PS11: Codes

1. Consider the four-codeword code given in Example 4.36 (on page 447). Propose a new code with four codewords, at least two of which are from the original code, that can correct up to one error. Prove concisely that your changed code can correct up to one error. (By “prove concisely”, I mean “don't enumerate all the possible one-bit errors”.)

Each of the following questions presents a Hamming codeword, potentially corrupted by one error. For each one, give the original message, and show what the original codeword would have been, with the corrupted bit underlined.

1. 0111100
2. 1001111
3. 1101000

For this next question, you are given a Hamming codeword that was corrupted by two errors. Propose two different messages that could have generated this bit sequence, and give both uncorrupted codewords, with the corrupted bits underlined.

1. 0100110

The following questions concern the interpretation of the Hamming code (which encodes a four-bit message in a seven-bit codeword) in terms of the definition of a code on page 447 (Definition 4.15). For each question, decide on a formula for the answer. Briefly explain your formula in words, then write down the formula, and finally compute the value of the formula.

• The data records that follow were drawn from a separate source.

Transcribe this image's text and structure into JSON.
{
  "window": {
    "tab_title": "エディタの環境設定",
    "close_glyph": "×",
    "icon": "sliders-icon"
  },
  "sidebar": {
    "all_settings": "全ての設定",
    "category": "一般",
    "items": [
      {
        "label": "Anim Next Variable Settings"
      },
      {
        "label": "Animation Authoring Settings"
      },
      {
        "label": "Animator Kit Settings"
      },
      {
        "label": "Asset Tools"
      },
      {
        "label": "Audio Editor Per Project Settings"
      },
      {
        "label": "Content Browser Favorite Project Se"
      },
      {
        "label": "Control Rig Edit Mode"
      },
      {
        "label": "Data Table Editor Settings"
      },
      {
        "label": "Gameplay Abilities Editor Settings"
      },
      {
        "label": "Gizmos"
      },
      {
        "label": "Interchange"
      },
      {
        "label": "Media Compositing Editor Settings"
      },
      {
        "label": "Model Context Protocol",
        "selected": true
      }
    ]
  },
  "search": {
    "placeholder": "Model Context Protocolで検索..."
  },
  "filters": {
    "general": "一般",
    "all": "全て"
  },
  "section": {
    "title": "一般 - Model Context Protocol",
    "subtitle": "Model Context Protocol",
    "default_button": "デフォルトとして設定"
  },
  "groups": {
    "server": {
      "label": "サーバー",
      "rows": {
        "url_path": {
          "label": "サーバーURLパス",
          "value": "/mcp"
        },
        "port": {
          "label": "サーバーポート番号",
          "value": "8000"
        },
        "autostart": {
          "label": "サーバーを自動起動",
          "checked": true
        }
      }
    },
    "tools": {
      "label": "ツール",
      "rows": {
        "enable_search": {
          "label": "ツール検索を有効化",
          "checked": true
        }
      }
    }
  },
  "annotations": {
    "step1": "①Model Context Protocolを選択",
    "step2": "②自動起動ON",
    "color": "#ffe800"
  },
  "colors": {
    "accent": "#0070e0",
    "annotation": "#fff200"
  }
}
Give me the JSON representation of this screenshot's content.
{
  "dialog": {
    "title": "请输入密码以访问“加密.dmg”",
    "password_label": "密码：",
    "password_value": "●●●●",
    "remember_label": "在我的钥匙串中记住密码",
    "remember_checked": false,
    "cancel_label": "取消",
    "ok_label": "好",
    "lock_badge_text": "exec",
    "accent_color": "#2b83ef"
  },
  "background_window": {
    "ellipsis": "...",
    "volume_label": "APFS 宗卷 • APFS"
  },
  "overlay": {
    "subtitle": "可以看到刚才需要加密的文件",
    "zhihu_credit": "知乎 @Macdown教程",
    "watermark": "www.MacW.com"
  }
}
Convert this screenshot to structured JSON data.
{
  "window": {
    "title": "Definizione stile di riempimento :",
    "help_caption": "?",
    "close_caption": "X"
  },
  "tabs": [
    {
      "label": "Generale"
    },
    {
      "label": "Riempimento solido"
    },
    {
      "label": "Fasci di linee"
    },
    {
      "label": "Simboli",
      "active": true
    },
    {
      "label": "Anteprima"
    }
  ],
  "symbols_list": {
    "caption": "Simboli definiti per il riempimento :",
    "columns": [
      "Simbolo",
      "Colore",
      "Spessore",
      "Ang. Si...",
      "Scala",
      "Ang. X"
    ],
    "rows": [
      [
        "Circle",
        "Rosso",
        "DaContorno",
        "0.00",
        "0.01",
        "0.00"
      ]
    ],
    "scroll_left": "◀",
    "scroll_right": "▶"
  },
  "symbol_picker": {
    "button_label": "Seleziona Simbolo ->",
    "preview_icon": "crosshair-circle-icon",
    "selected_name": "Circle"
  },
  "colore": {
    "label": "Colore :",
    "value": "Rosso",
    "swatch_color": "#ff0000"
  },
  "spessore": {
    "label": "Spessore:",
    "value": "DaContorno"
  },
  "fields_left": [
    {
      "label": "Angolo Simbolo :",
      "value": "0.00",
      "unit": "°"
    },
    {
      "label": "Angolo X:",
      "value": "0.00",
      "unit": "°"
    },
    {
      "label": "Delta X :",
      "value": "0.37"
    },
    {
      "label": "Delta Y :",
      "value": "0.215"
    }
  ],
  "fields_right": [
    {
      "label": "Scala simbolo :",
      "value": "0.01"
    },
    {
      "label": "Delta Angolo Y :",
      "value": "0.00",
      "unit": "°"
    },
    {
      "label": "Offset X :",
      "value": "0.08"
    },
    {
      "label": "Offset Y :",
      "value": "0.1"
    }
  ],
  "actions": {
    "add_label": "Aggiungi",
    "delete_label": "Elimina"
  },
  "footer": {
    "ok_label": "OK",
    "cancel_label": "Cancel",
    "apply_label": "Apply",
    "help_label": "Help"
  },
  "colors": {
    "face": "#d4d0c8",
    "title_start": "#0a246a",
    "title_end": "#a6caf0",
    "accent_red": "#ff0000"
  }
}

For this set of questions, let $L = \{0,1\}^7$; that is, $L$ is the set of all seven-bit sequences, of which the Hamming codewords are a subset.

1. How many distinct messages can be encoded by the Hamming code?
2. How many distinct codewords does the Hamming code have?
3. How many elements of $L$ are not Hamming codewords?
4. How many of these non-codeword sequences can be corrected? (That is, how many differ by only one bit from some codeword?)
5. How many of the non-codeword sequences are uncorrectable? (That is, how many differ from all codewords by at least two bits?)